Symphony No. 6 in D minor, Op. 31
Full Score
Audio rendering
This symphony was composed largely in 2015 and completed early in 2016. It is in five movements, played without pause:
The first movement (Largamente non troppo lento, D minor, 3/2 - 2/2) has the function of a sonata-form exposition. The horn theme at the beginning will not return until near the end of the work, but the leap of a minor ninth with which it begins recurs in many different contexts, as do the fidgety accompaniment figure and the shape of the countermelody in the strings. A slow brass fanfare leads to the second theme, which has a middle section based on ascending triplet figures. The closing section builds the minor-ninth motive to a climax on the dominant of F.
The second movement (Molto vivace, A minor, 3/4) is a scherzo in sonatina form, beginning with a chromatic fugato. The contrasting theme is based on a major/minor arpeggio.
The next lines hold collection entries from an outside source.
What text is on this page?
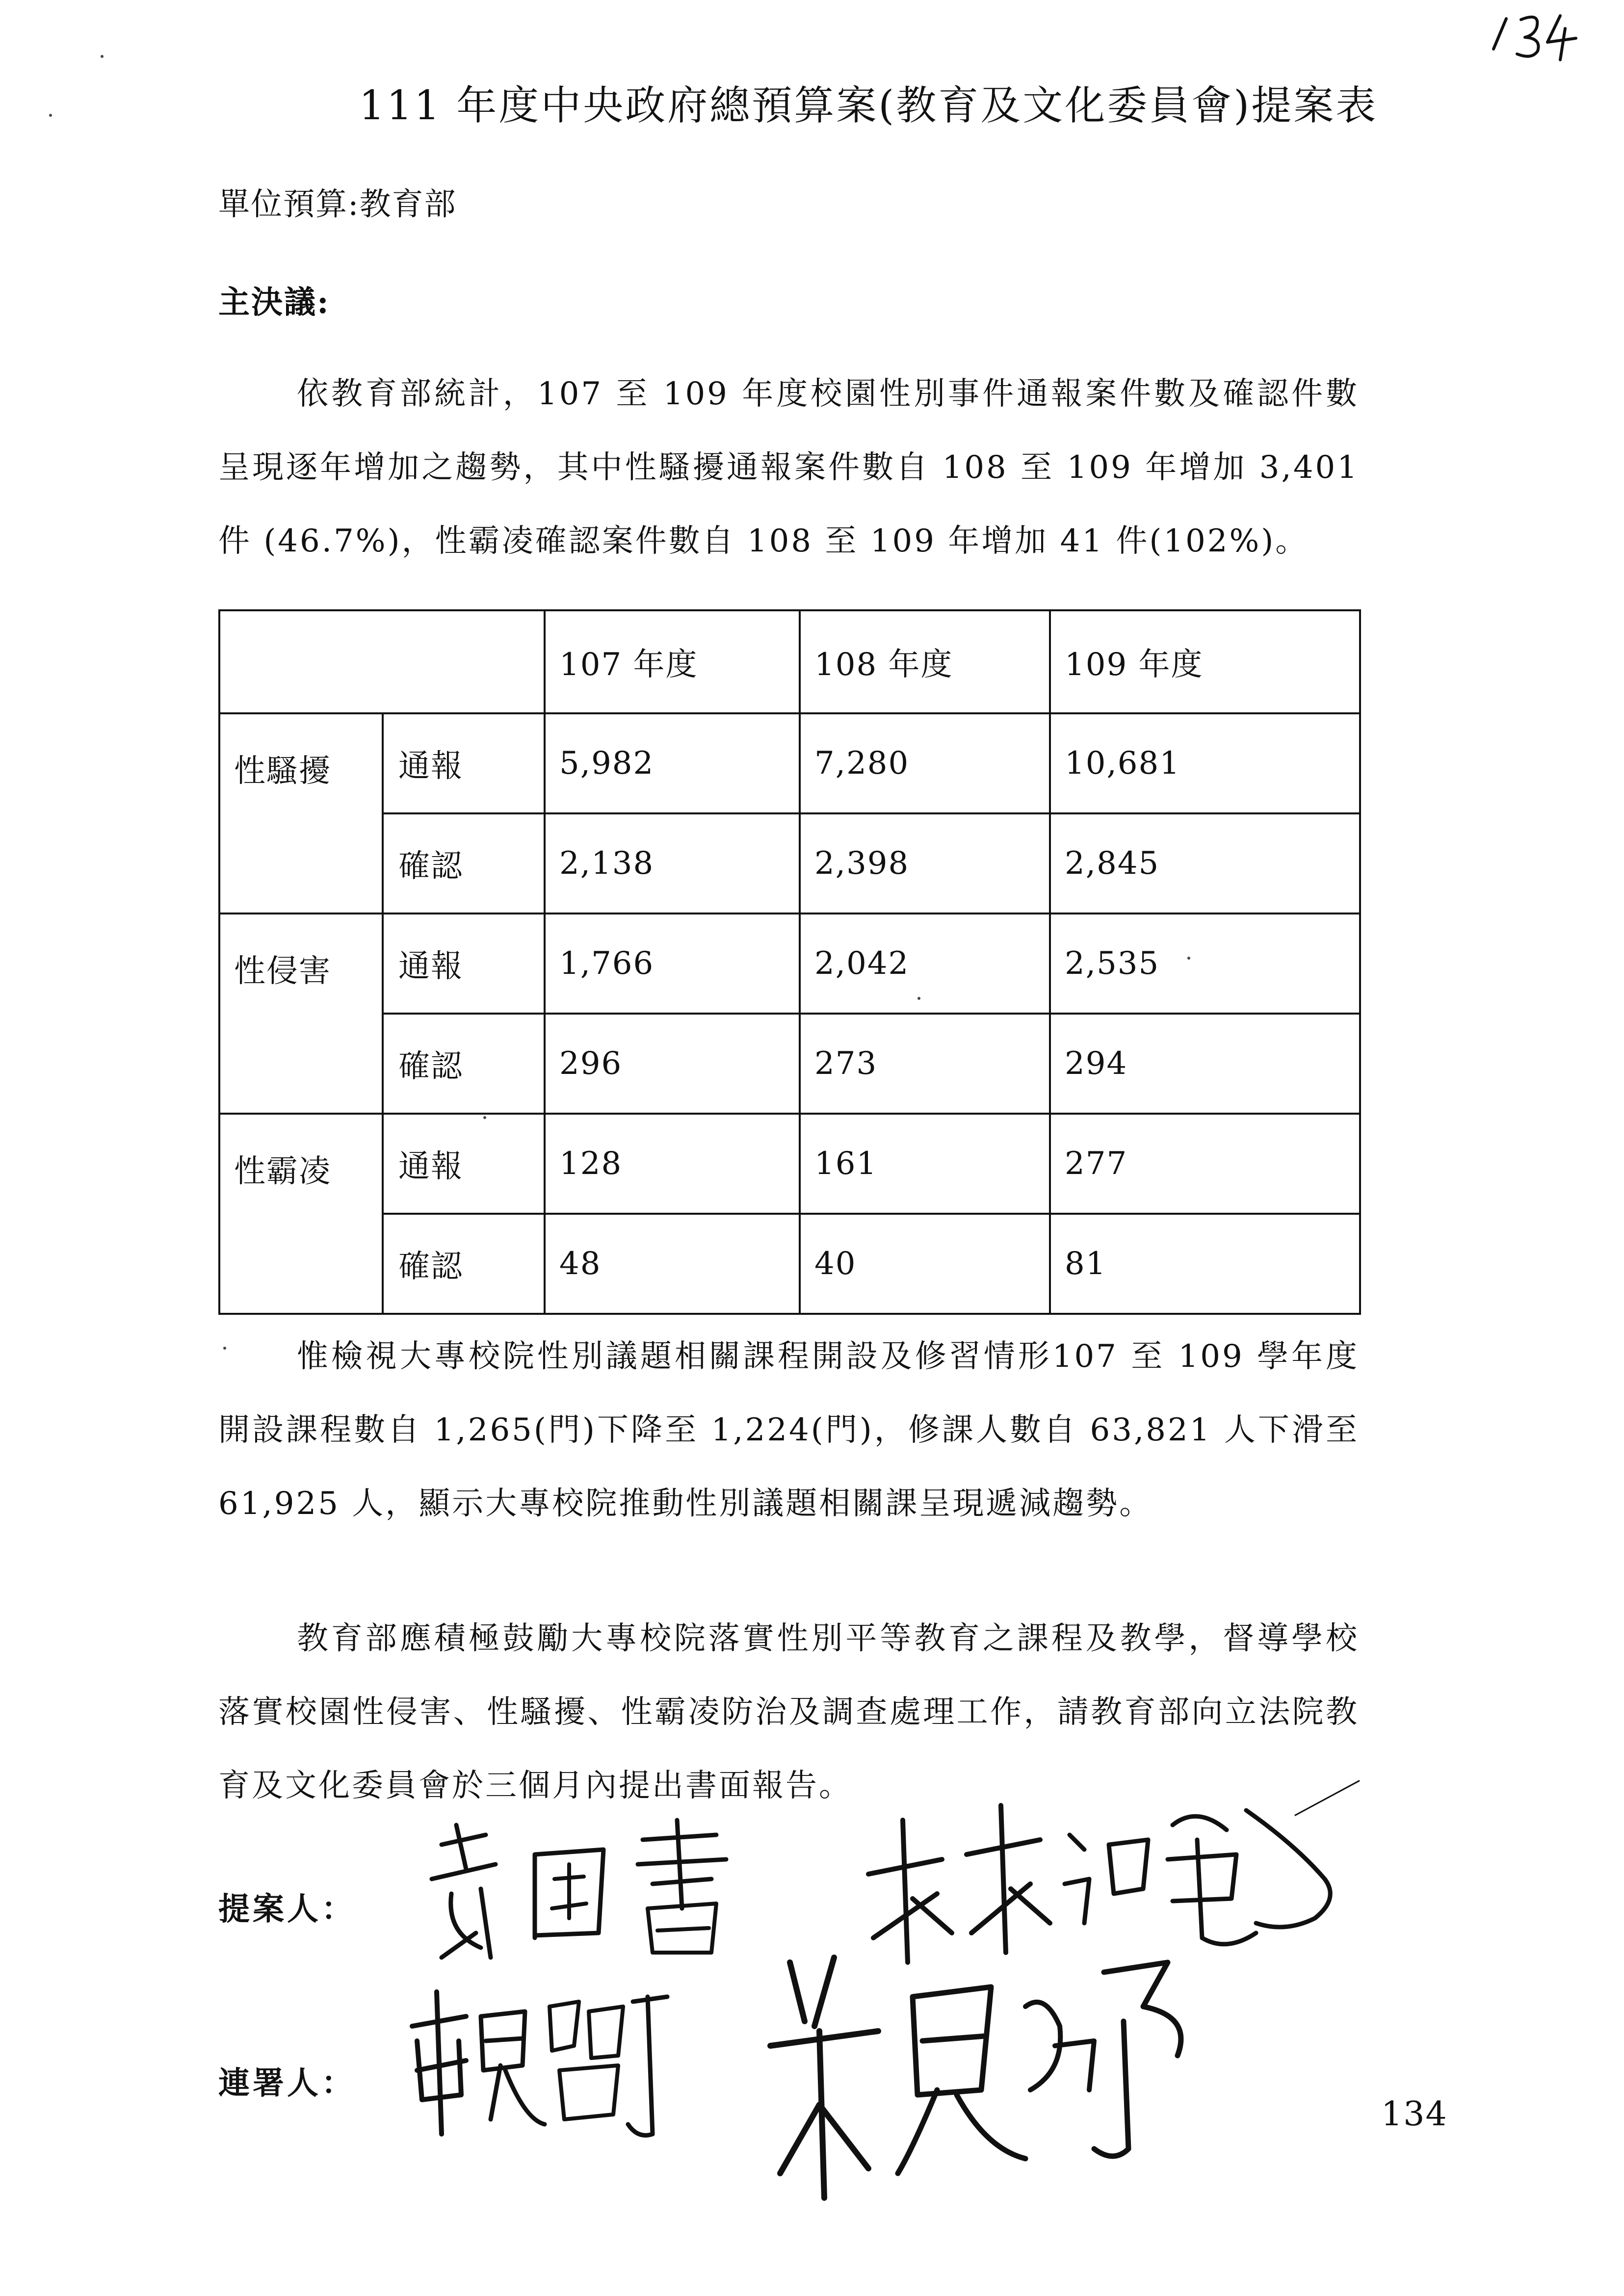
111 年度中央政府總預算案(教育及文化委員會)提案表
單位預算:教育部
主決議:

依教育部統計，107 至 109 年度校園性別事件通報案件數及確認件數呈現逐年增加之趨勢，其中性騷擾通報案件數自 108 至 109 年增加 3,401 件 (46.7%)，性霸凌確認案件數自 108 至 109 年增加 41 件(102%)。

		107 年度	108 年度	109 年度
性騷擾	通報	5,982	7,280	10,681
	確認	2,138	2,398	2,845
性侵害	通報	1,766	2,042	2,535
	確認	296	273	294
性霸凌	通報	128	161	277
	確認	48	40	81

惟檢視大專校院性別議題相關課程開設及修習情形107 至 109 學年度開設課程數自 1,265(門)下降至 1,224(門)，修課人數自 63,821 人下滑至 61,925 人，顯示大專校院推動性別議題相關課呈現遞減趨勢。

教育部應積極鼓勵大專校院落實性別平等教育之課程及教學，督導學校落實校園性侵害、性騷擾、性霸凌防治及調查處理工作，請教育部向立法院教育及文化委員會於三個月內提出書面報告。

提案人：
連署人：
134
The exposition ends in a mood of almost silly cheerfulness, but the corresponding portion of the recapitulation steers the music directly off a cliff.
The third movement (Adagio, B-flat major, 4/4) is compelled to start afresh, after some of the wreckage from the end of the preceding movement has been swept up and carted off. The strings begin trying to reason from first principles (one of which is the minor ninth), but are interrupted by the woodwind, who are fascinated by a motive beginning with four repeated notes. A stately processional march passes through, temporarily distracting everyone, until the serious business re-intrudes with a wrench. The strings and winds are, however, no closer to agreement.
The fourth movement (Alla marcia -- Tempo di valse -- Tempo di Cakewalk, F minor, 2/2 - 3/4) makes another fresh start with a fast march based on the repeated-note motive. This transforms into a waltz, still based on the four repeated notes, which traps itself in ever more dissonant harmony. The march returns in the form of a cakewalk, whose forced F-major gaiety relapses into the minor, subsiding into a spooky echo on a solo string bass and three flutes.
The final movement (Tempo del comincio, D minor, 2/2 - 3/2) returns to the the material of the beginning and reassembles it in a different order. Starting in F with the rising triplets from the middle section of the second theme, it builds to two statements of the head motive of the second theme: one in loud, dissonant harmony, the other cadencing very quietly in D. This turns aside to the brass fanfare, now in the remote key of A-flat, but quite suddenly falling through the floor back into D minor for the recapitulation of the full horn theme, exactly as at the beginning, but now harmonized with a huge, slowly climbing D-minor scale. This brightens into D major for a moment, but then the countermelody grows to a huge explosion that subsides onto G for the coda. A slide on the trombones moves to A and the remaining loose ends come together in a hellish blaze of D minor, grinding down to the last moment against E-flat. The overall effect is supposed to be one of universal collapse and devastation -- a Symphonie pour la Fin du Temps. (Pretentious, much?)